Angela started volunteering with CWS since 2010 and is now also the contact point for cats-related issues in Hougang. She also contributes to the running of the society as Vice-President of the CWS board committee and is involved with the TNRM effort on St. John's and Lazarus Islands. Having started out as a volunteer mediator, she has seen the power of mediation in saving cats from being culled, and is now a strong advocate of it.
1. When did you start to volunteer with CWS and why?
I started volunteering officially with CWS in 2010. I was a mediator, and was asked to be the contact point for cats-related issues in Hougang. As I wanted to help more cats, I agreed readily.
2. What about this role is most important to you?
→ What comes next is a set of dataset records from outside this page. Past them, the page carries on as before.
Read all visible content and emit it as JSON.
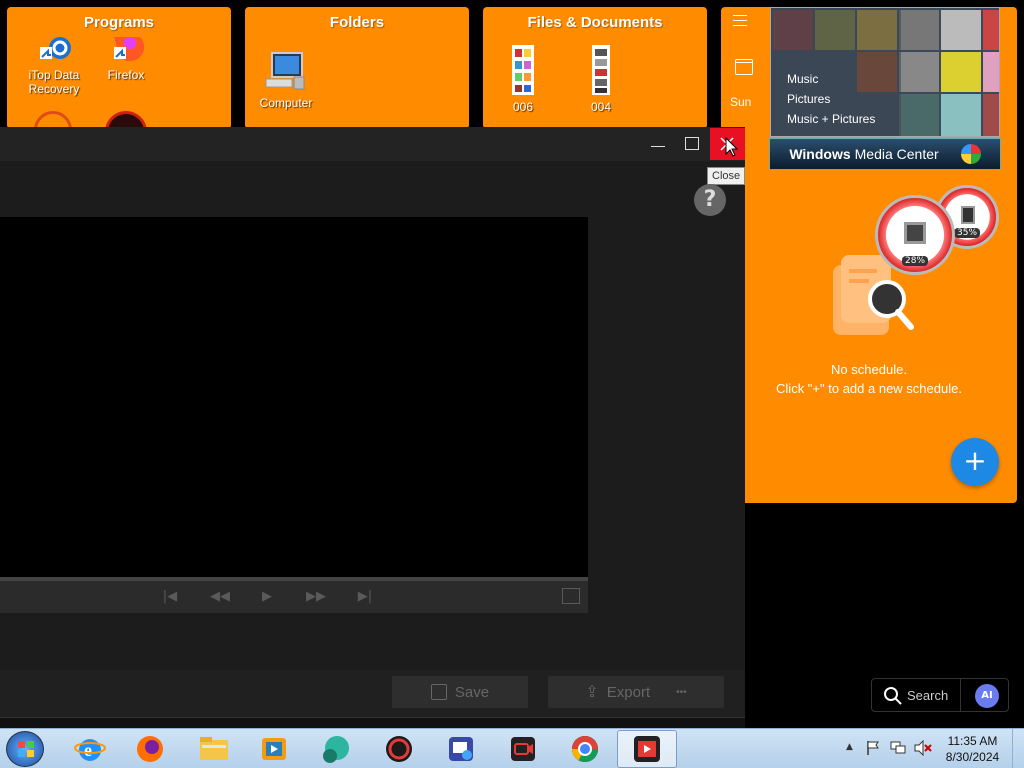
{
  "fences": {
    "programs": {
      "title": "Programs",
      "items": [
        {
          "label": "iTop Data Recovery"
        },
        {
          "label": "Firefox"
        }
      ]
    },
    "folders": {
      "title": "Folders",
      "items": [
        {
          "label": "Computer"
        }
      ]
    },
    "files": {
      "title": "Files & Documents",
      "items": [
        {
          "label": "006"
        },
        {
          "label": "004"
        }
      ]
    }
  },
  "media_center": {
    "menu": [
      "Music",
      "Pictures",
      "Music + Pictures"
    ],
    "brand_prefix": "Windows",
    "brand_suffix": "Media Center"
  },
  "gauges": {
    "cpu": "28%",
    "memory": "35%"
  },
  "scheduler": {
    "day_label": "Sun",
    "empty_line1": "No schedule.",
    "empty_line2": "Click \"+\" to add a new schedule."
  },
  "window": {
    "tooltip": "Close",
    "help": "?"
  },
  "editor": {
    "save_label": "Save",
    "export_label": "Export",
    "more_label": "•••"
  },
  "search_widget": {
    "label": "Search",
    "ai_label": "AI"
  },
  "clock": {
    "time": "11:35 AM",
    "date": "8/30/2024"
  },
  "colors": {
    "orange": "#ff8c00",
    "close_red": "#e81123",
    "fab_blue": "#1e88e5"
  }
}
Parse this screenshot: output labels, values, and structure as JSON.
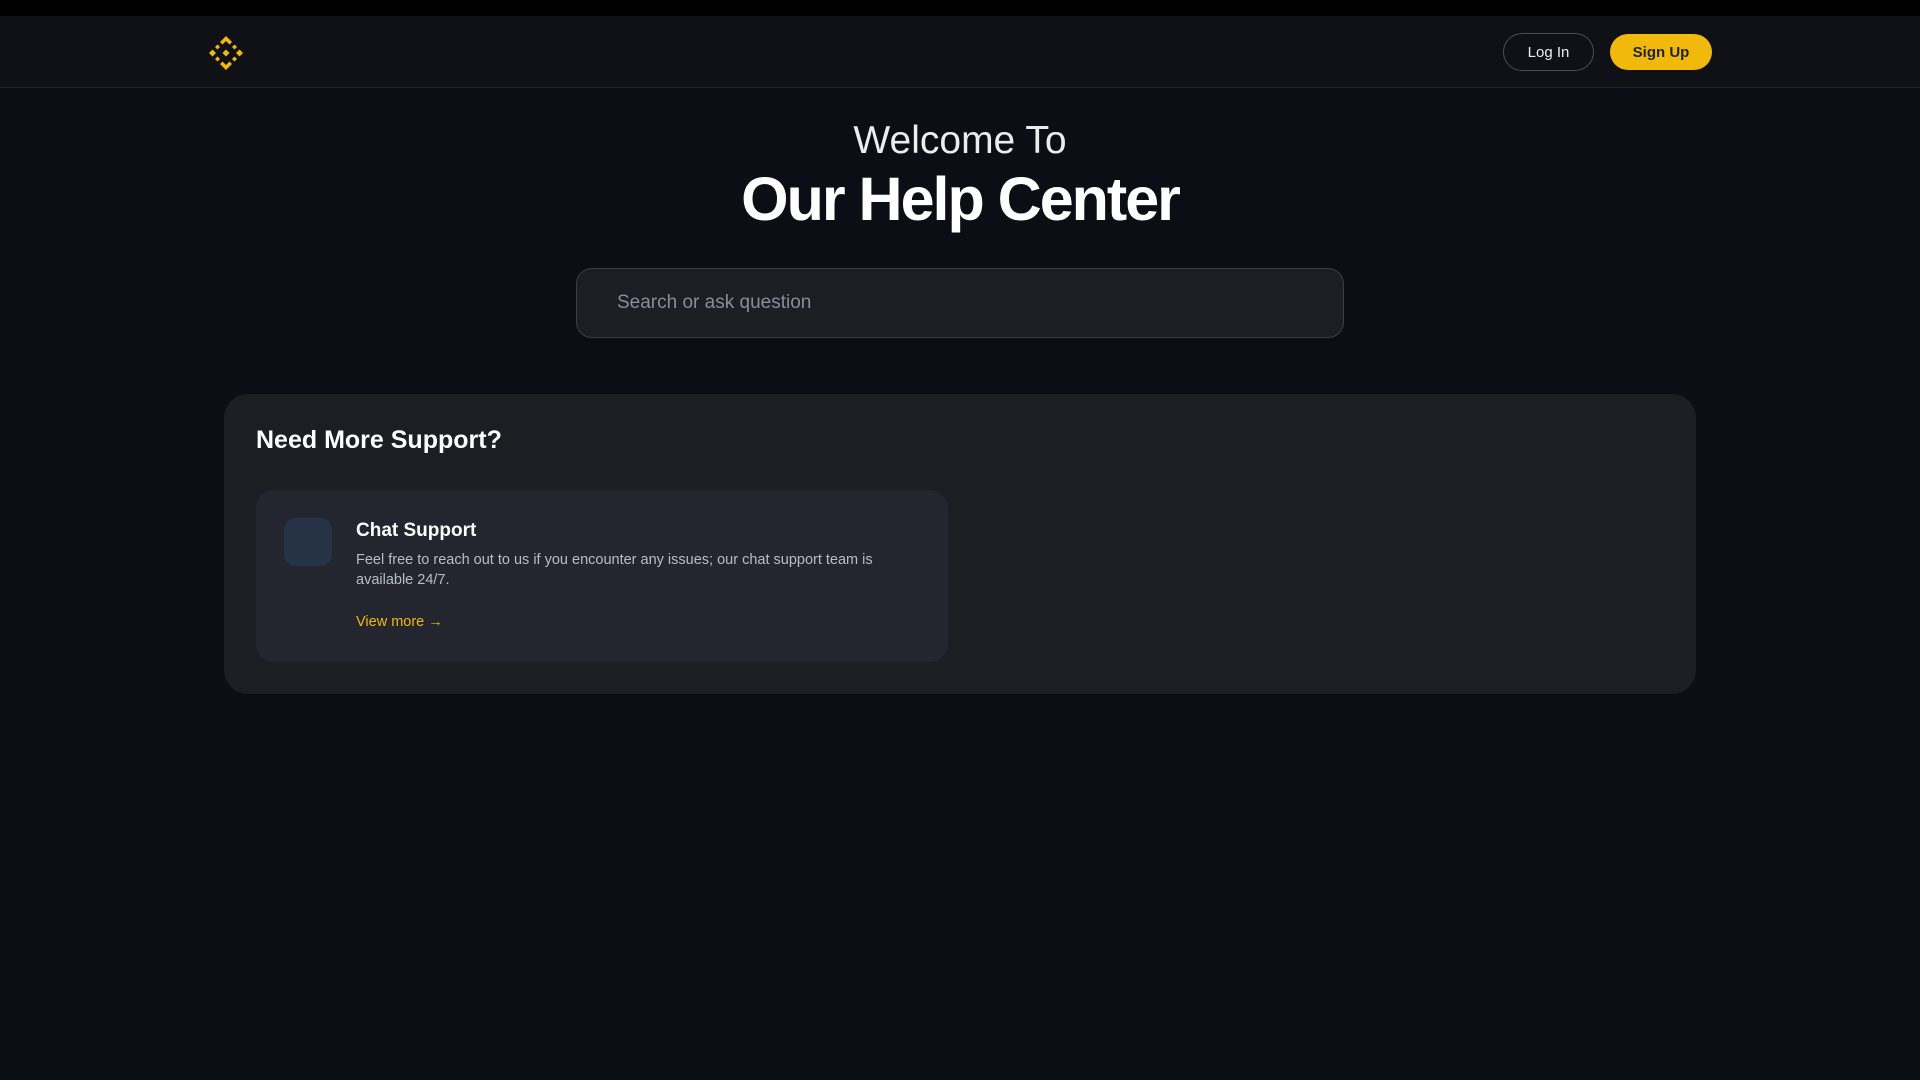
{
  "header": {
    "logo_icon": "binance-logo-icon",
    "login_label": "Log In",
    "signup_label": "Sign Up"
  },
  "hero": {
    "welcome": "Welcome To",
    "title": "Our Help Center"
  },
  "search": {
    "placeholder": "Search or ask question"
  },
  "support": {
    "title": "Need More Support?",
    "cards": [
      {
        "icon": "chat-icon",
        "title": "Chat Support",
        "description": "Feel free to reach out to us if you encounter any issues; our chat support team is available 24/7.",
        "link": "View more →"
      }
    ]
  },
  "colors": {
    "accent": "#f0b90b",
    "background": "#0b0e14",
    "panel": "#1c1e23",
    "card": "#23262e"
  }
}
Mediation plays a very important part as several of the complaints arise from irresponsible and/or ignorant cat owners who allow their home cats to roam outdoors and upset their neighbours. With education, most of the cases are resolved without having to cull and remove the cats.
3. Do you have any pets? If so, how many and what?
I used to own abandoned dogs rescued by myself and my late mum. When SARS came, the authorities started culling the community cats we've been feeding. To save them from their death sentence, we brought them home and that's when I became a cat convert. Now I have a few rescue cats and foster some that are pending rehoming.
4. What is the most challenging thing about the job?
As a volunteer mediator, the most challenging job is having the cat owner slam the door in your face when you do home visit to check out the complaint. Despite the rude snub, we have to set our anger and ego aside and put on a brave front to engage them again so as to resolve the cats' issues.